Mom’s lips pursed; Dad’s face regained its seriousness.
“Well, anyway,” I said, “that’s what happened, and I needed to just get away from everybody for a little while, so it seemed like an omen that I should just go to this appointment and see what it was like.”
“And what was it like?” Dad asked.
“Embarrassing.”
The lines on his forehead deepened. “Why?”
“You know how I am, getting my picture taken.”
He smiled a tiny bit. “Did they hurt you in any way?”
“Just my pride,” I said. “Which is kind of overly fragile anyway. As you also know. It was stupid. I admit that. I know I was stupid to go, because you didn’t know where I was and it wasn’t safe and also because it was stupid to think I could be pretty enough to be in a magazine. There’s no reason you should believe me this time, so you can punish me any way you want, and I wouldn’t blame you if you did. But I swear I won’t be going into the city again; I won’t be taking any more stupid risks. I’m done trying to convince myself I’m somebody. I’ve learned my lesson and I’m ready to crawl back into my hole.”
My parents both sat there and stared at me for so long, I started to sweat. I looked down at my hands, watching my fingers grip one another. When I heard a short sniff I looked up. It was my father, who had a tear running down his face.
“You are so wrong, Allison.”
“I’m sorry,” I said.
What a jerk I am
, I was thinking.
I made my father cry
.
What a colossal screwup disaster disappointment I am.
“You’re not pretty,” he said.
Rub it in,
I was thinking, though also,
He has a right, I suppose.
“Pretty is…pretty is like
nice
. It’s small. It’s pleasant,” he said. “If that’s what you were aiming for, Allison, you were doomed from the start to abject failure. Your looks are the least of you but—Stop, please don’t interrupt to agree with me, Lemon; let me tell you what I can’t believe you don’t know. You are magnificent. Your personality, your smarts, your humor, and your fighting spirit are all so impressive to us—and yes, sometimes humbling for us to handle as parents, but how you look? Allison, your beauty continues to shock me every day of your life, from the moment you were born and I looked at your wide almond eyes that had an ungodly ability to focus on mine, to this instant as you sit there in front of me. Your soul comes through your face like nobody’s I’ve ever known—your vulnerability and cocksure confidence, your independence and fragility—they shine through your eyes, your mouth, your body. You were a child people’s eyes were drawn to, and you are becoming a woman nobody can look away from. Pretty? Allison, you are gorgeous.”
Tears were running down my face by then as well, and Mom’s.
“I am so sorry that you don’t know that.”

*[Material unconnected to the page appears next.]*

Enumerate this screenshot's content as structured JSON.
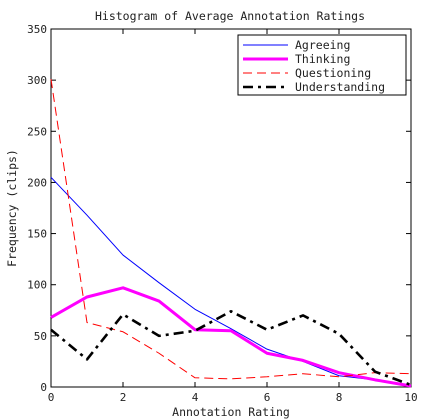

My phone buzzed in my pocket. “I think that’s the devil letting me know his side of the deal is done now,” I said, and tried to laugh, to show it was a joke. They didn’t laugh, and I didn’t reach for my phone, which, thankfully, shut up.
Mom told me they were going to have to talk about where to go from here, but that for now I should go up to my room. I stood up and said okay and headed for the door.
Dad stepped in my way and gathered me in for a hug. Mom hugged me from the other side and, kissing my head, whispered, “I just love your thick, wavy hair so much, Allison. But this is sharp. I might just take a while to get used to it. But Daddy is right….”
“It’s okay, Mom,” I said, and wiggled away from them. I dashed out and took the stairs two at a time, suddenly desperate for the cool feel of my pillows against my hot face.
I didn’t wake up until morning, having slept for twelve dreamless hours.